Located in-oh, shock--Stirling, in eastern Ontario, the creamery has churned out quality butter since 1925, and has had the same master butter maker, Chet Blair, for the last 30 years.  Stirling Creamery's reputation took a huge leap four years ago when its unsalted sweet cream butter made Saveur's list of the top 30 butters in the world.  Incidentally Lanctancia's light butter, also from Ontario, Liberte's goat milk butter, and L' Ancetre Bio Organic Salted butter, both from Quebec also made the select group.

There are four butters in the collection:  Stirling Goat's Milk butter with no salt, colour, or preservatives; Stirling Whey butter, made from the liquid by-product of cheesemaking; Stirling salted butter; Stirling European-style butter or Churn 84 Reserve with a whopping 84 % butter fat--even more than the much celebrated American European-style product, Plugra.

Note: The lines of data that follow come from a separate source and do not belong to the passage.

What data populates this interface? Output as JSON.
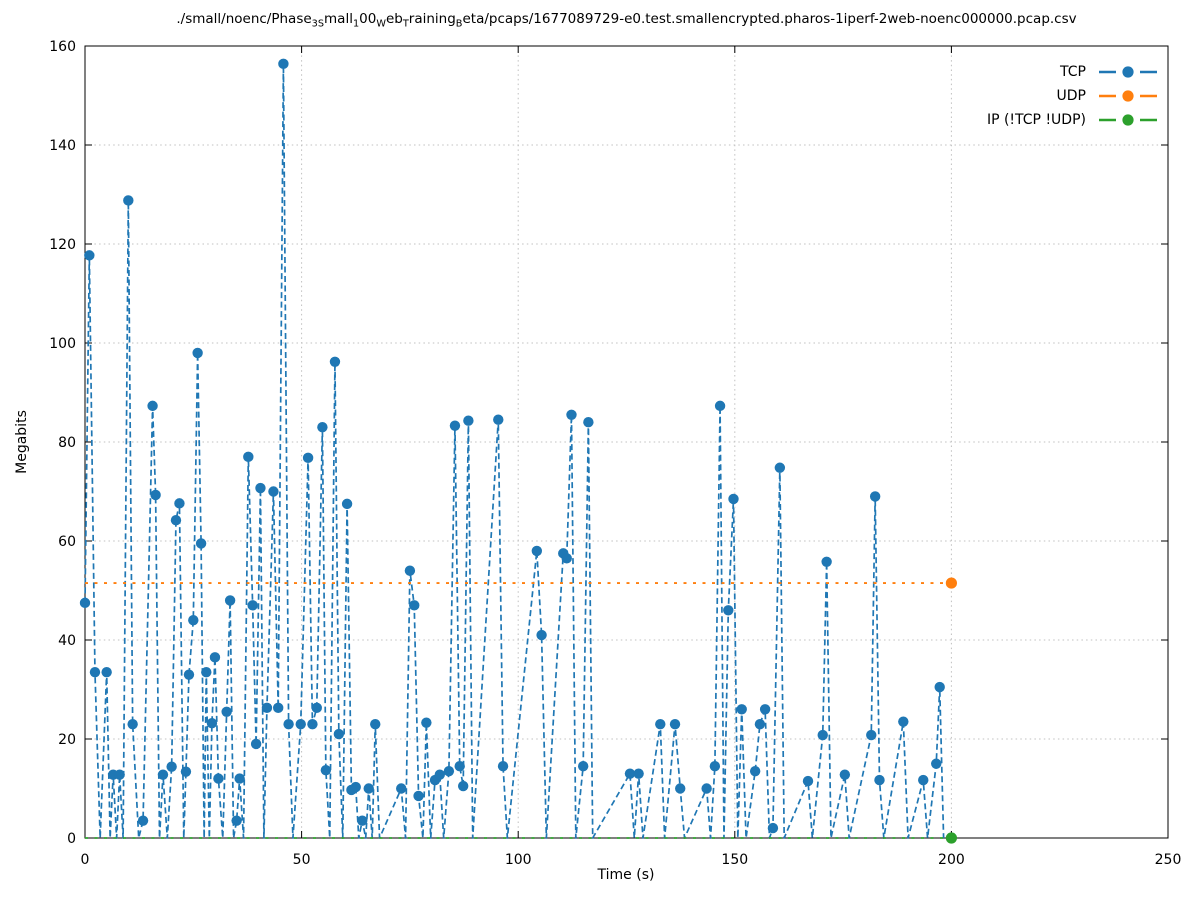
{
  "title": {
    "text": "./small/noenc/Phase3Small100WebTrainingBeta/pcaps/1677089729-e0.test.smallencrypted.pharos-1iperf-2web-noenc000000.pcap.csv",
    "segments": [
      {
        "text": "./small/noenc/Phase",
        "sub": false
      },
      {
        "text": "3S",
        "sub": true
      },
      {
        "text": "mall",
        "sub": false
      },
      {
        "text": "1",
        "sub": true
      },
      {
        "text": "00",
        "sub": false
      },
      {
        "text": "W",
        "sub": true
      },
      {
        "text": "eb",
        "sub": false
      },
      {
        "text": "T",
        "sub": true
      },
      {
        "text": "raining",
        "sub": false
      },
      {
        "text": "B",
        "sub": true
      },
      {
        "text": "eta/pcaps/1677089729-e0.test.smallencrypted.pharos-1iperf-2web-noenc000000.pcap.csv",
        "sub": false
      }
    ]
  },
  "axes": {
    "xlabel": "Time (s)",
    "ylabel": "Megabits",
    "xticks": [
      0,
      50,
      100,
      150,
      200,
      250
    ],
    "yticks": [
      0,
      20,
      40,
      60,
      80,
      100,
      120,
      140,
      160
    ]
  },
  "colors": {
    "tcp": "#1f77b4",
    "udp": "#ff7f0e",
    "ip": "#2ca02c",
    "grid": "#c0c0c0",
    "axis": "#000000"
  },
  "chart_data": {
    "type": "line",
    "title": "./small/noenc/Phase3Small100WebTrainingBeta/pcaps/1677089729-e0.test.smallencrypted.pharos-1iperf-2web-noenc000000.pcap.csv",
    "xlabel": "Time (s)",
    "ylabel": "Megabits",
    "xlim": [
      0,
      250
    ],
    "ylim": [
      0,
      160
    ],
    "grid": true,
    "legend_position": "top-right",
    "legend_marker_first": false,
    "series": [
      {
        "name": "TCP",
        "color": "#1f77b4",
        "style": "dashed-line-with-circle-markers",
        "points": [
          [
            0,
            47.5
          ],
          [
            1,
            117.7
          ],
          [
            2.3,
            33.5
          ],
          [
            3.5,
            0
          ],
          [
            5,
            33.5
          ],
          [
            5.8,
            0
          ],
          [
            6.5,
            12.8
          ],
          [
            7.3,
            0
          ],
          [
            8,
            12.8
          ],
          [
            8.8,
            0
          ],
          [
            10,
            128.8
          ],
          [
            11,
            23
          ],
          [
            12.4,
            0
          ],
          [
            13.4,
            3.5
          ],
          [
            15.6,
            87.3
          ],
          [
            16.3,
            69.3
          ],
          [
            17.2,
            0
          ],
          [
            18,
            12.8
          ],
          [
            19,
            0
          ],
          [
            20,
            14.4
          ],
          [
            21,
            64.2
          ],
          [
            21.8,
            67.6
          ],
          [
            22.8,
            0
          ],
          [
            23.3,
            13.4
          ],
          [
            24,
            33
          ],
          [
            25,
            44
          ],
          [
            26,
            98
          ],
          [
            26.8,
            59.5
          ],
          [
            27.5,
            0
          ],
          [
            28,
            33.5
          ],
          [
            28.7,
            0
          ],
          [
            29.3,
            23.2
          ],
          [
            30,
            36.5
          ],
          [
            30.8,
            12
          ],
          [
            31.8,
            0
          ],
          [
            32.7,
            25.5
          ],
          [
            33.5,
            48
          ],
          [
            34.3,
            0
          ],
          [
            35,
            3.5
          ],
          [
            35.7,
            12
          ],
          [
            36.6,
            0
          ],
          [
            37.7,
            77
          ],
          [
            38.7,
            47
          ],
          [
            39.5,
            19
          ],
          [
            40.5,
            70.7
          ],
          [
            41.3,
            0
          ],
          [
            42,
            26.3
          ],
          [
            43.5,
            70
          ],
          [
            44.6,
            26.3
          ],
          [
            45.8,
            156.4
          ],
          [
            47,
            23
          ],
          [
            48,
            0
          ],
          [
            49.8,
            23
          ],
          [
            51.5,
            76.8
          ],
          [
            52.5,
            23
          ],
          [
            53.5,
            26.3
          ],
          [
            54.8,
            83
          ],
          [
            55.6,
            13.7
          ],
          [
            56.5,
            0
          ],
          [
            57.7,
            96.2
          ],
          [
            58.6,
            21
          ],
          [
            59.5,
            0
          ],
          [
            60.5,
            67.5
          ],
          [
            61.5,
            9.7
          ],
          [
            62.5,
            10.3
          ],
          [
            63.2,
            0
          ],
          [
            64,
            3.5
          ],
          [
            64.8,
            0
          ],
          [
            65.5,
            10
          ],
          [
            66.3,
            0
          ],
          [
            67,
            23
          ],
          [
            68,
            0
          ],
          [
            73,
            10
          ],
          [
            74,
            0
          ],
          [
            75,
            54
          ],
          [
            76,
            47
          ],
          [
            77,
            8.5
          ],
          [
            78,
            0
          ],
          [
            78.8,
            23.3
          ],
          [
            79.8,
            0
          ],
          [
            80.8,
            11.7
          ],
          [
            81.9,
            12.8
          ],
          [
            82.8,
            0
          ],
          [
            84,
            13.5
          ],
          [
            85.4,
            83.3
          ],
          [
            86.5,
            14.5
          ],
          [
            87.3,
            10.5
          ],
          [
            88.5,
            84.3
          ],
          [
            89.5,
            0
          ],
          [
            95.4,
            84.5
          ],
          [
            96.5,
            14.5
          ],
          [
            97.5,
            0
          ],
          [
            104.3,
            58
          ],
          [
            105.4,
            41
          ],
          [
            106.5,
            0
          ],
          [
            110.4,
            57.5
          ],
          [
            111.2,
            56.5
          ],
          [
            112.3,
            85.5
          ],
          [
            113.3,
            0
          ],
          [
            115,
            14.5
          ],
          [
            116.2,
            84
          ],
          [
            117.2,
            0
          ],
          [
            125.8,
            13
          ],
          [
            126.8,
            0
          ],
          [
            127.8,
            13
          ],
          [
            128.8,
            0
          ],
          [
            132.8,
            23
          ],
          [
            133.8,
            0
          ],
          [
            136.2,
            23
          ],
          [
            137.4,
            10
          ],
          [
            138.4,
            0
          ],
          [
            143.5,
            10
          ],
          [
            144.4,
            0
          ],
          [
            145.4,
            14.5
          ],
          [
            146.6,
            87.3
          ],
          [
            147.5,
            0
          ],
          [
            148.5,
            46
          ],
          [
            149.7,
            68.5
          ],
          [
            150.7,
            0
          ],
          [
            151.6,
            26
          ],
          [
            152.6,
            0
          ],
          [
            154.7,
            13.5
          ],
          [
            155.8,
            23
          ],
          [
            157,
            26
          ],
          [
            158,
            0
          ],
          [
            158.8,
            2
          ],
          [
            160.4,
            74.8
          ],
          [
            161.4,
            0
          ],
          [
            166.9,
            11.5
          ],
          [
            167.9,
            0
          ],
          [
            170.3,
            20.8
          ],
          [
            171.2,
            55.8
          ],
          [
            172.2,
            0
          ],
          [
            175.4,
            12.8
          ],
          [
            176.4,
            0
          ],
          [
            181.5,
            20.8
          ],
          [
            182.4,
            69
          ],
          [
            183.4,
            11.7
          ],
          [
            184.4,
            0
          ],
          [
            188.9,
            23.5
          ],
          [
            190,
            0
          ],
          [
            193.5,
            11.7
          ],
          [
            194.5,
            0
          ],
          [
            196.5,
            15
          ],
          [
            197.3,
            30.5
          ],
          [
            198.2,
            0
          ]
        ]
      },
      {
        "name": "UDP",
        "color": "#ff7f0e",
        "style": "sparse-dashed-line",
        "constant_value": 51.5,
        "x_range": [
          0,
          200
        ],
        "marker_at": [
          200,
          51.5
        ]
      },
      {
        "name": "IP (!TCP  !UDP)",
        "color": "#2ca02c",
        "style": "sparse-dashed-line",
        "constant_value": 0,
        "x_range": [
          0,
          200
        ],
        "marker_at": [
          200,
          0
        ]
      }
    ]
  },
  "legend": {
    "items": [
      {
        "label": "TCP",
        "color": "#1f77b4"
      },
      {
        "label": "UDP",
        "color": "#ff7f0e"
      },
      {
        "label": "IP (!TCP  !UDP)",
        "color": "#2ca02c"
      }
    ]
  }
}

The first step was to sample the butters with their most perfect partner, bread.  Except for the goat milk butter, all were salted, and to some tastes, including my own, too salted. Salt aside, they were all fine butters with solid, rich texture.  The whey version was the deepest yellow while the Stirling salted was lighter but still darker than the regular unsalted version.  The Churn 84 Reserve was densest.  Unexpectedly, it was the goat milk butter that really captured my tastebuds--pure, simple, pale.  Apparently, it develops a more pronounced goatiness if allowed to age for a week or two under refrigeration.  I can't imagine who could keep their hands off of it for two weeks.

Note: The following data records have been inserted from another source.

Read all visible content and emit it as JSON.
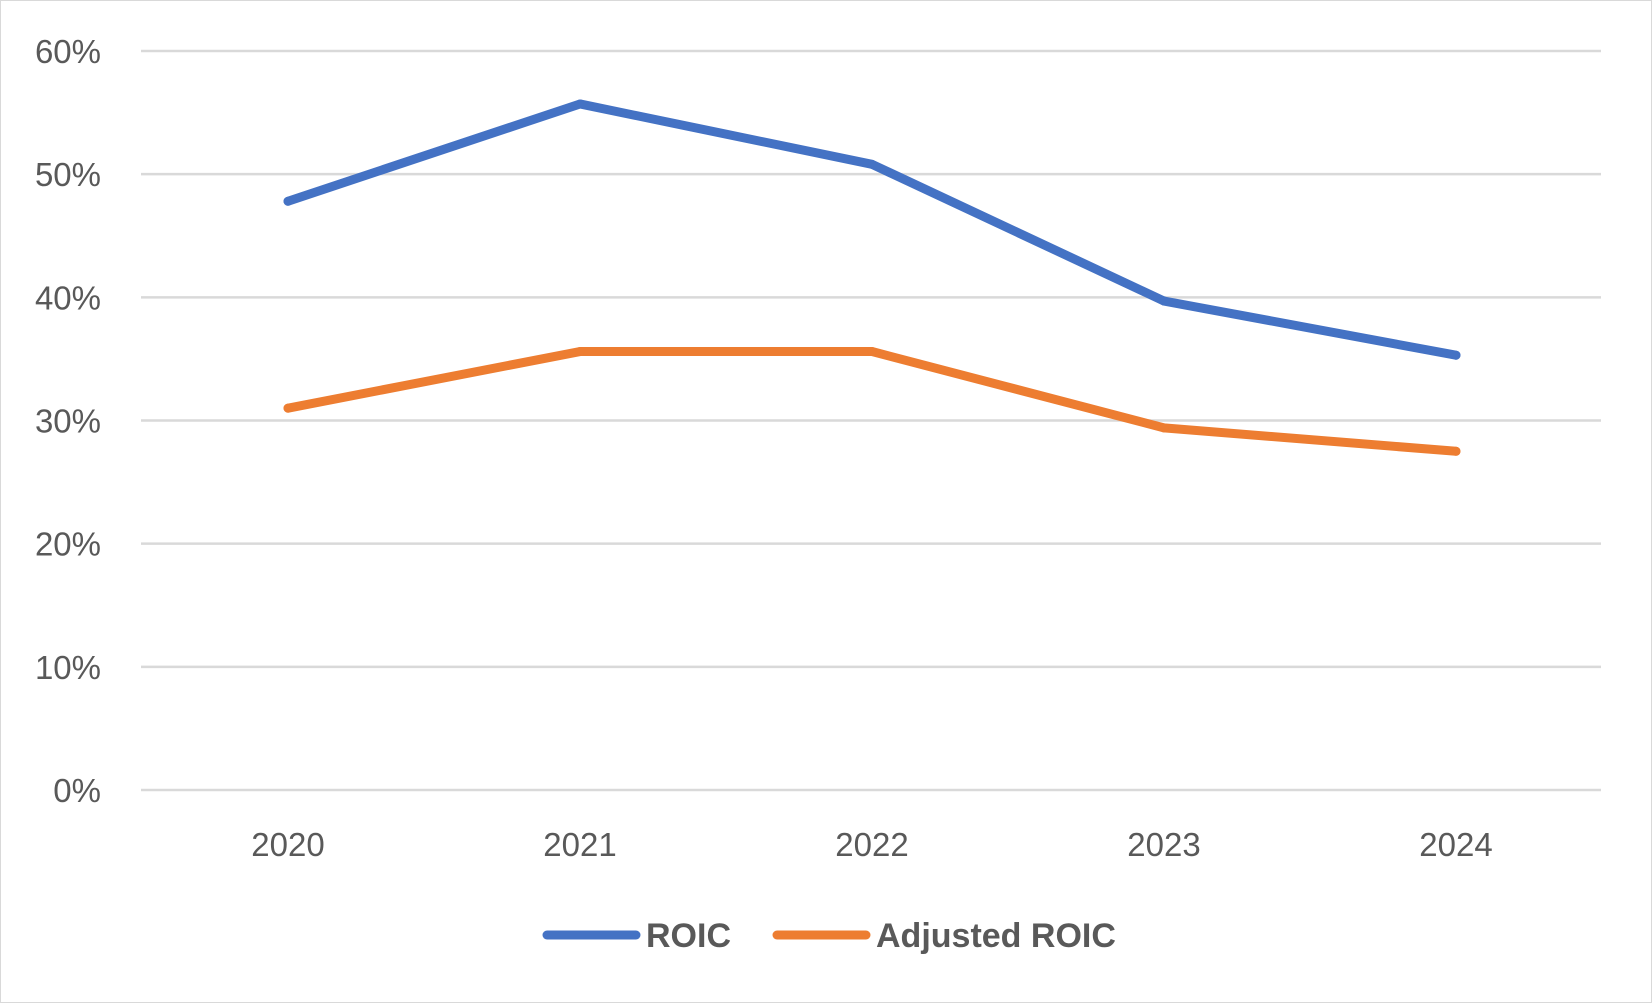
{
  "chart_data": {
    "type": "line",
    "title": "",
    "xlabel": "",
    "ylabel": "",
    "categories": [
      "2020",
      "2021",
      "2022",
      "2023",
      "2024"
    ],
    "y_tick_labels": [
      "0%",
      "10%",
      "20%",
      "30%",
      "40%",
      "50%",
      "60%"
    ],
    "ylim": [
      0,
      60
    ],
    "y_unit": "%",
    "grid": true,
    "legend_position": "bottom",
    "series": [
      {
        "name": "ROIC",
        "color": "#4472C4",
        "values": [
          47.8,
          55.7,
          50.8,
          39.7,
          35.3
        ]
      },
      {
        "name": "Adjusted ROIC",
        "color": "#ED7D31",
        "values": [
          31.0,
          35.6,
          35.6,
          29.4,
          27.5
        ]
      }
    ],
    "gridline_color": "#d9d9d9",
    "text_color": "#595959"
  }
}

My expectations ran high for the Churn 84 but were dashed, so to speak, by its saltiness. I have used it at home in a kouign amann, the yeasted Breton butter cake.  Even my family noted the saltiness.  Though it is not available to mere mortals, there is an unsalted version marketed to the industry.  Want some, want it now. Visions of croissants and brioche made with this butter and duck eggs are dancing in my head.

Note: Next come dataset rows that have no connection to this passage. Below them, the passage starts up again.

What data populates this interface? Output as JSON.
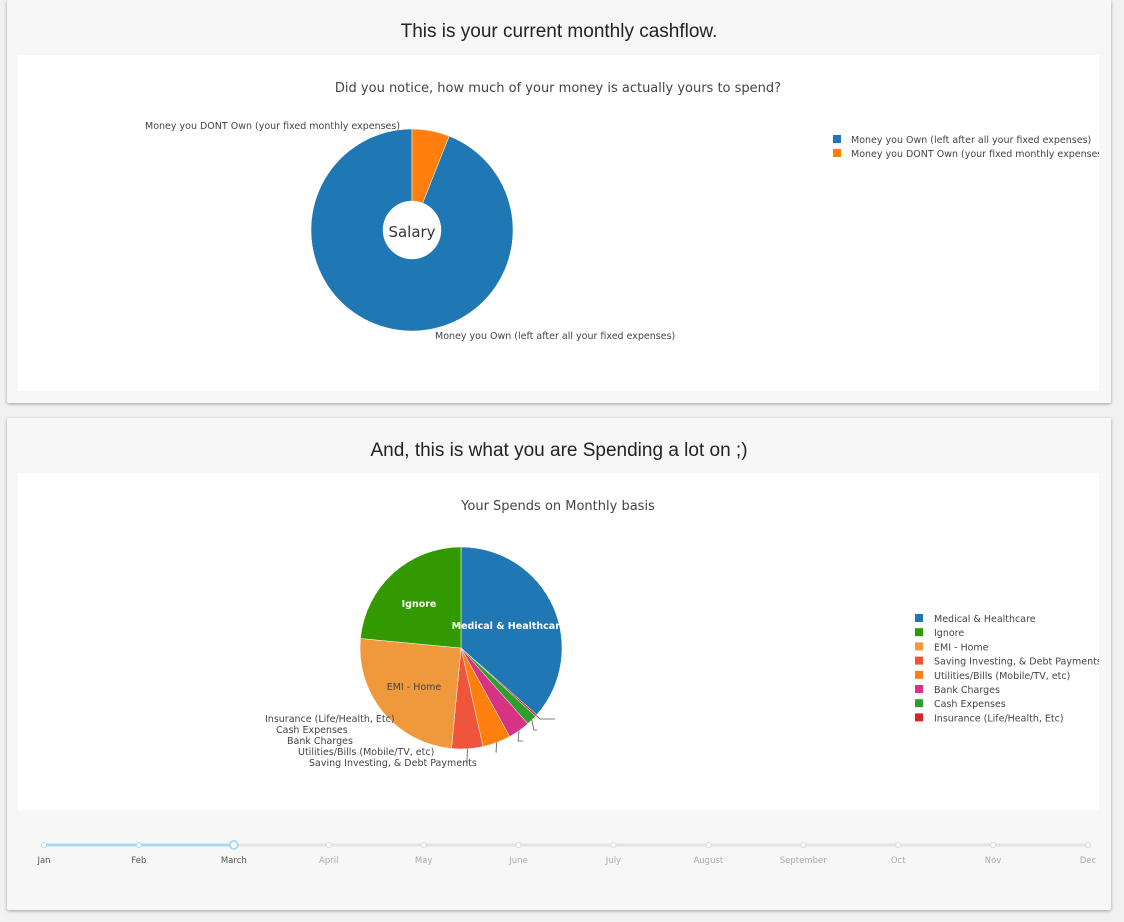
{
  "section1": {
    "heading": "This is your current monthly cashflow.",
    "chart": {
      "title": "Did you notice, how much of your money is actually yours to spend?",
      "center_label": "Salary"
    }
  },
  "section2": {
    "heading": "And, this is what you are Spending a lot on ;)",
    "chart": {
      "title": "Your Spends on Monthly basis"
    }
  },
  "timeline": {
    "months": [
      "Jan",
      "Feb",
      "March",
      "April",
      "May",
      "June",
      "July",
      "August",
      "September",
      "Oct",
      "Nov",
      "Dec"
    ],
    "selected_index": 2
  },
  "colors": {
    "blue": "#1f77b4",
    "orange": "#ff7f0e",
    "green": "#339900",
    "light_orange": "#f0993c",
    "red_orange": "#ef553b",
    "pink": "#d63384",
    "mid_green": "#2ca02c",
    "red": "#d62728",
    "timeline_active": "#a8dbf2",
    "timeline_inactive": "#e3e3e3"
  },
  "chart_data": [
    {
      "type": "pie",
      "hole": true,
      "title": "Did you notice, how much of your money is actually yours to spend?",
      "labels": [
        "Money you Own (left after all your fixed expenses)",
        "Money you DONT Own (your fixed monthly expenses)"
      ],
      "values": [
        94,
        6
      ],
      "colors": [
        "#1f77b4",
        "#ff7f0e"
      ],
      "legend_position": "top-right"
    },
    {
      "type": "pie",
      "title": "Your Spends on Monthly basis",
      "labels": [
        "Medical & Healthcare",
        "Ignore",
        "EMI - Home",
        "Saving Investing, & Debt Payments",
        "Utilities/Bills (Mobile/TV, etc)",
        "Bank Charges",
        "Cash Expenses",
        "Insurance (Life/Health, Etc)"
      ],
      "values": [
        36.5,
        23.5,
        25,
        5,
        4.5,
        3.5,
        1.7,
        0.3
      ],
      "slice_order": [
        "Medical & Healthcare",
        "Insurance (Life/Health, Etc)",
        "Cash Expenses",
        "Bank Charges",
        "Utilities/Bills (Mobile/TV, etc)",
        "Saving Investing, & Debt Payments",
        "EMI - Home",
        "Ignore"
      ],
      "colors": [
        "#1f77b4",
        "#339900",
        "#f0993c",
        "#ef553b",
        "#ff7f0e",
        "#d63384",
        "#2ca02c",
        "#d62728"
      ],
      "inside_labels": [
        "Medical & Healthcare",
        "Ignore",
        "EMI - Home"
      ],
      "legend_position": "right"
    }
  ]
}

Guests did not have to make do with just sampling the butters by themselves.  Ruby WatchCo Chef Lora Kirk served up two dishes for each butter.  All were scrumptious-- a chocolate and beet red velvet mini cupcake with white chocolate butter cream employing the goat milk butter was particularly over the top.  However, the Churn 84 which was so salty on its own, paired with rosemary honey and served with a slice of heirloom radish, was utterly refreshing.

The best part of the event was the gift bag laden with butter.  Though tempted to keep it  for myself, I thought better of it and shared some--not all--with our customers.  They, too, were drawn to the snowy goat milk butter.  That said, I have to admit that few of them found the others too salty.

Churn 84 is available at the Healthy Butcher.  WholeFoods Market, Scheffler's in St. Lawrence Market, and others carry some of the other Stirling Creamery butters.